In Eastwick v. Cate St. Capital, Inc. 2017 ME 206 (ME 2017), the parties had submitted their dispute to mediation and had reached a settlement. The parties signed a Memorandum of Settlement at the end of the mediation session, which required: “Any disputes that may arise during the drafting and execution of the settlement shall be submitted to [the same individual who conducted the mediation] for review and resolution.” The terms seemed clear when the Agreement was drafted and made sense to the parties’ when they signed it because after a long day spent speaking with their mediator, the parties grew to trust and to rely upon the mediator.
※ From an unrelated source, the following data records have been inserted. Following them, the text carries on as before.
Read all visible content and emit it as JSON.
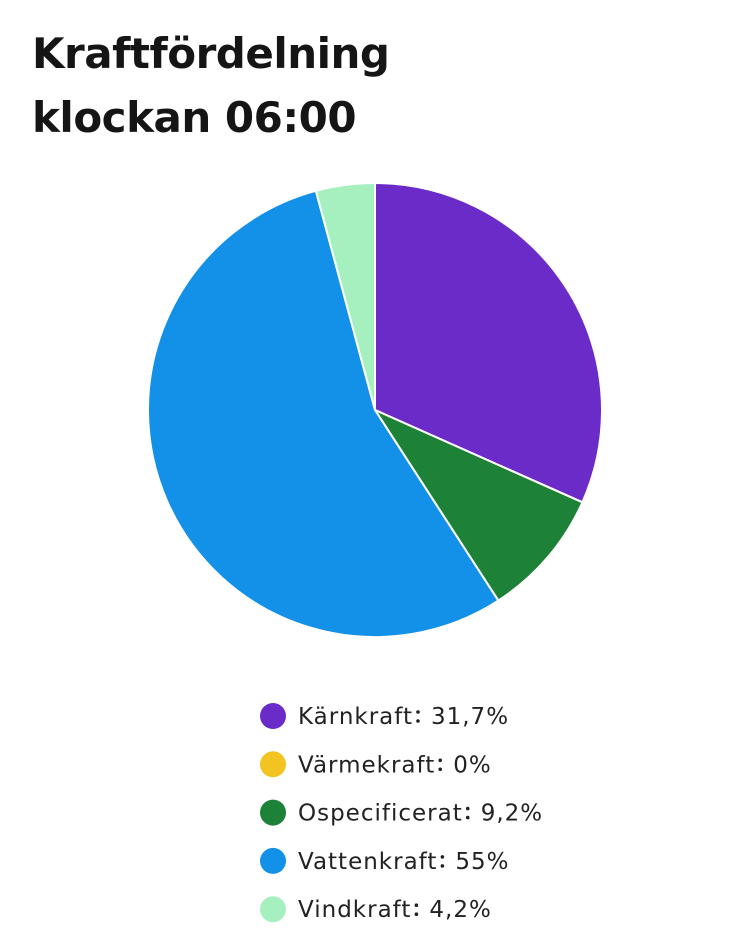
{
  "chart_data": {
    "type": "pie",
    "title": "Kraftfördelning klockan 06:00",
    "categories": [
      "Kärnkraft",
      "Värmekraft",
      "Ospecificerat",
      "Vattenkraft",
      "Vindkraft"
    ],
    "values": [
      31.7,
      0,
      9.2,
      55,
      4.2
    ],
    "value_labels": [
      "31,7%",
      "0%",
      "9,2%",
      "55%",
      "4,2%"
    ],
    "colors": [
      "#6a2bc9",
      "#f2c321",
      "#1e8138",
      "#1391e8",
      "#a6f0bf"
    ]
  }
}
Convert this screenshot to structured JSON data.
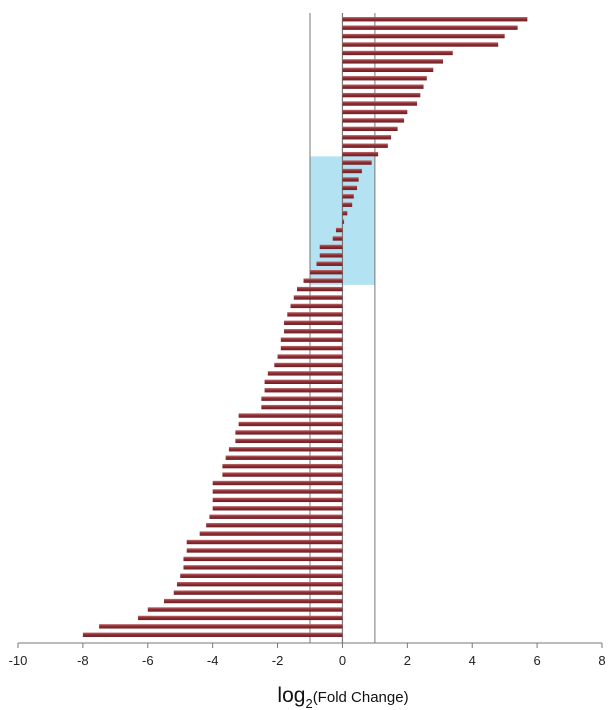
{
  "chart_data": {
    "type": "bar",
    "orientation": "horizontal",
    "values": [
      5.7,
      5.4,
      5.0,
      4.8,
      3.4,
      3.1,
      2.8,
      2.6,
      2.5,
      2.4,
      2.3,
      2.0,
      1.9,
      1.7,
      1.5,
      1.4,
      1.1,
      0.9,
      0.6,
      0.5,
      0.45,
      0.35,
      0.3,
      0.15,
      0.05,
      -0.2,
      -0.3,
      -0.7,
      -0.7,
      -0.8,
      -1.0,
      -1.2,
      -1.4,
      -1.5,
      -1.6,
      -1.7,
      -1.8,
      -1.8,
      -1.9,
      -1.9,
      -2.0,
      -2.1,
      -2.3,
      -2.4,
      -2.4,
      -2.5,
      -2.5,
      -3.2,
      -3.2,
      -3.3,
      -3.3,
      -3.5,
      -3.6,
      -3.7,
      -3.7,
      -4.0,
      -4.0,
      -4.0,
      -4.0,
      -4.1,
      -4.2,
      -4.4,
      -4.8,
      -4.8,
      -4.9,
      -4.9,
      -5.0,
      -5.1,
      -5.2,
      -5.5,
      -6.0,
      -6.3,
      -7.5,
      -8.0
    ],
    "xlim": [
      -10,
      8
    ],
    "xticks": [
      "-10",
      "-8",
      "-6",
      "-4",
      "-2",
      "0",
      "2",
      "4",
      "6",
      "8"
    ],
    "xtick_values": [
      -10,
      -8,
      -6,
      -4,
      -2,
      0,
      2,
      4,
      6,
      8
    ],
    "xlabel": {
      "main": "log",
      "subscript": "2",
      "suffix": "(Fold Change)"
    },
    "reference_lines": [
      -1,
      0,
      1
    ],
    "highlight": {
      "x_range": [
        -1,
        1
      ],
      "bar_index_start": 17,
      "bar_index_end": 31
    },
    "grid": false,
    "colors": {
      "bar": "#8b2e33",
      "bar_highlight": "#b35055",
      "highlight_fill": "#b3e2f2",
      "axis": "#777777",
      "reference_line": "#777777"
    }
  }
}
Unfortunately for the parties the matter did not end here. The parties could not agree on the language of the settlement documents and thus returned to the mediator for “review and resolution.” One party submitted a proposed order to the mediator, which after hearing the parties, was signed by the mediator. One party filed the signed Order in court and sought to confirm the Order as an Arbitration Award. The opposing party filed a countervailing Motion to Vacate arguing that the parties did not agree to arbitrate. The trial court granted the Motion to Confirm and denied the Motion to Vacate.
In a well-reasoned decision, the Maine Supreme Court held that the clear intent of the parties was to submit disputes arising after the “settled” matter to the individual who mediated the case. Quoting from the rules of the American Arbitration Association, the Supreme Court defined arbitration as a “voluntary submission of a dispute to a disinterested person or persons for final and binding determination” and held the words “arbitration” or “arbitrate” are not expressly required to conclude that the parties intended to arbitrate a dispute. Thus what started out as a private mediation resulted in a public decision affirming an Arbitration Award.
The lesson to be learned is that if the parties agree to have a mediator resolve any issues arising from their agreed upon settlement, according to the Maine Supreme Court, such a referral back to the mediator for a final decision converts the mediation to an arbitration and all the rights attached thereto.